Résumé: Une nuit d'orage une foule de gens se presse dans une auberge. Autour d'une table quatre hommes dont Geoffrey Chaucer vont alors narrer chacun leur tour une histoire salace, celle d'une épouse chaste nommée Doringen, celle d'une veuve zoophile, celle de trois aventuriers qui veulent tuer la Mort et celle d'un roi grec désireux de faire l'amour à sa belle-fille miraculeusement réapparue...
Le succès du Décameron de Pasolini puis des Contes de Canterbury donna naissance au début des années 70 à un nouveau filon du cinéma érotique, un sous genre qui ne dura guère plus de deux petites années, la décamérotique qui se décline aussi en canterbérotique soit des films qui s'inspirent des deux premiers volets de la Trilogie de la vie du Maitre et reprennent les écrits de Boccace et de Chaucer. Canterbury 2: nuove storie d'amore del 300 fait donc partie de ses pellicules. Longtemps attribué par erreur à Joe D'Amato la paternité de cette nouvelle inspiration des contes de Geoffrey Chaucer revient en
fait à l'anglais John Shadow qui fut le mari d'Ewa Aulin. Shadow ne fit qu'un très rapide passage derrière la caméra. Il débuta en 1968 avec une bizarrerie psychédélique aujourd'hui bien oubliée tant du public que des distributeurs, Microscopic fluid subway to oblivion, puis en 1972 il mit en scène ce Canterbury 2 avant de disparaitre sans laisser de trace, comme évaporé dans le néant. Là encore Shadow, caché pour l'occasion sous le pseudonyme italien Roberto Loyola, n'eut guère de chance puisque le film ne fut jamais édité en vidéo (encore moins en DVD du moins à ce jour) et disparut totalement des radars durant des décennies jusqu'à sa soudaine et très inattendue réapparition il y a quelques
années, diffusé dans une copie magnifique sur les chaines italiennes dans sa version non censurée. A sa sortie en Italie le film avait en effet été fortement amputé par Dame Censure. Cela reste à ce jour la seule façon de découvrir ce Canterbury version Shadow composé de quatre sketches très inégaux auquel participe Chaucer lui même.

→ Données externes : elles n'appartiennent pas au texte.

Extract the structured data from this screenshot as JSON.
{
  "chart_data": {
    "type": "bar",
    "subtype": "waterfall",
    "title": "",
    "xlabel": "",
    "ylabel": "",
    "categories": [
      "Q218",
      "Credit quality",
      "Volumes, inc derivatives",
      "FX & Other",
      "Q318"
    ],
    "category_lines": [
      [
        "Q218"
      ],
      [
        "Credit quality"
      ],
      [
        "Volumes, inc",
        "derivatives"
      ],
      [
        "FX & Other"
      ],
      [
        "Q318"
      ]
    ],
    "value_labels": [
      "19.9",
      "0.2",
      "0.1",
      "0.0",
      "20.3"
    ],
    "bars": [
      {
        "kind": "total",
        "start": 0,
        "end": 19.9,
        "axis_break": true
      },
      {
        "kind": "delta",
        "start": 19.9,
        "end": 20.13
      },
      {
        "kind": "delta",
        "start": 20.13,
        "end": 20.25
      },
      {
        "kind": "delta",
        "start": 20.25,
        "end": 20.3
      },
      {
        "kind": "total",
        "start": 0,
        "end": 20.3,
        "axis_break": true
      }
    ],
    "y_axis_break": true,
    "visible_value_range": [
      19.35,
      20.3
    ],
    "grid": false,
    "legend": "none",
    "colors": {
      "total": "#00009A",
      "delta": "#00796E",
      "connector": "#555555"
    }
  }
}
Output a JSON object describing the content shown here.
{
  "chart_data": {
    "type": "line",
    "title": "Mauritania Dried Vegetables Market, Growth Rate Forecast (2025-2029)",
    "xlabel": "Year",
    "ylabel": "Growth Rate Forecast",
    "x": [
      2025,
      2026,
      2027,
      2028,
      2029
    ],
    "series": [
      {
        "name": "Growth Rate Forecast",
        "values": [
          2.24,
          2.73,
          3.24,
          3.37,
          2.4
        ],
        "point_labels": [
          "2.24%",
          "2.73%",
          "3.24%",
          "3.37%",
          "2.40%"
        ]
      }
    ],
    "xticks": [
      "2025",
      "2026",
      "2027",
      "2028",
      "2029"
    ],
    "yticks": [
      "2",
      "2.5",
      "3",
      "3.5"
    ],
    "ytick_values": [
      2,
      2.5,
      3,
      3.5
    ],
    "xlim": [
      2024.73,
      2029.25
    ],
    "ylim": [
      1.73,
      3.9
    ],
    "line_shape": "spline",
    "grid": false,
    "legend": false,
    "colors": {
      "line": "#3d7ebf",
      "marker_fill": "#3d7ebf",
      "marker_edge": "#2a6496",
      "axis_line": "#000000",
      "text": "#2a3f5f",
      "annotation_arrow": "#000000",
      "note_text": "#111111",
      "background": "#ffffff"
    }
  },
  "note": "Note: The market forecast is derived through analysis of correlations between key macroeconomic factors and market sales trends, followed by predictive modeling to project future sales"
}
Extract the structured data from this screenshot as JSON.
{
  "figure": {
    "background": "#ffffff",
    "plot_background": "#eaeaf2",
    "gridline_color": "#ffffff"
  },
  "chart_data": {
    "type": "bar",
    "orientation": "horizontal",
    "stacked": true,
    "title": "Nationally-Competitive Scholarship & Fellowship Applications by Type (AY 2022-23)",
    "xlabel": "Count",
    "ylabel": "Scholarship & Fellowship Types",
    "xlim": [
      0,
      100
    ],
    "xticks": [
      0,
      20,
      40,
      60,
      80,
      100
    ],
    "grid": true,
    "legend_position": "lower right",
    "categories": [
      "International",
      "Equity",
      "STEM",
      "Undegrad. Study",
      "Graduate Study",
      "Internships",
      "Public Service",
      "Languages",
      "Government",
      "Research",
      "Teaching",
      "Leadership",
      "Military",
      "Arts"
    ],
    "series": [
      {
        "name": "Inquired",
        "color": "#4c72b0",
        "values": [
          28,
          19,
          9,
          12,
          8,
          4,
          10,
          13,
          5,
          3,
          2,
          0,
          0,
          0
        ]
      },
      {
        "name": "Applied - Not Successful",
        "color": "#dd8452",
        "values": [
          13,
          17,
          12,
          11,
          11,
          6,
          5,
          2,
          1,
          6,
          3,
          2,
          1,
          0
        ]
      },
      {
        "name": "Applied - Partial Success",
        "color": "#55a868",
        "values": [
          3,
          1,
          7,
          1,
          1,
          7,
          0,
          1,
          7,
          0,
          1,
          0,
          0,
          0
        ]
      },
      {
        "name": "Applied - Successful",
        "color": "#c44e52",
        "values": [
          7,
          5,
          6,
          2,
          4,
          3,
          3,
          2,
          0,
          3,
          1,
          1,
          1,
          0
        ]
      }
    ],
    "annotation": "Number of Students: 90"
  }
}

Le film s'ouvre sur une séquence des plus étrange. Dans une taverne lors d'une nuit d'orage est réunie toute une foule, parmi elle Chaucer et un mystérieux invité qui en fin de bande se révèle être le roi d'Angleterre lui même, Richard II. Tous sont immobiles, figés comme des statues, le visage grave. La caméra de Shadow les passe en revue sur une musique
étrange, lancinante, presque mortuaire (signée des frères De Angelis), chose unique dans les annales du genre qui d'habitude use et abuse de musiques joviales, entrainantes, de chants médiévaux paillards. Lorsqu'elle celle ci s'arrête tous s'animent enfin, comme un tableau vivant, et la fête commence. Quatre des clients de la taverne vont alors chacun leur tour narrer une histoire.
La première tournée à Balsorano s'intéresse à Dame Doringen et son époux Avergadus qui doit partir à la guerre. Folle amoureuse de son mari Doringen lui promet de ne pas le tromper durant son absence. L'époux lui permet même d'ôter sa ceinture de chasteté. C'était
sans compter l'arrivée du jeune Aurelius, totalement séduit par la beauté de Doringen. Il lui avoue rêver de faire l'amour avec elle. Doringen lui propose alors un marché, certaine qu'il ne pourra jamais le relever: faire apparaitre au milieu de la mer des rochers sur lesquels s'écrasera le navire d'Avergadus. Malin celui ci fait appel aux pouvoirs d'un mage. Prise à son propre piège Doringen doit donc se rendre au rendez-vous pour offrir son corps à Aurelius. Mais Doringen a plus d'un tour dans son sac. Elle fait appel à trois horribles matrones des bois qui violent le pauvre garçon. Epuisé Aurelius ne peut plus faire l'amour à Doringen qui ainsi tient la promesse qu'elle avait fait à son mari.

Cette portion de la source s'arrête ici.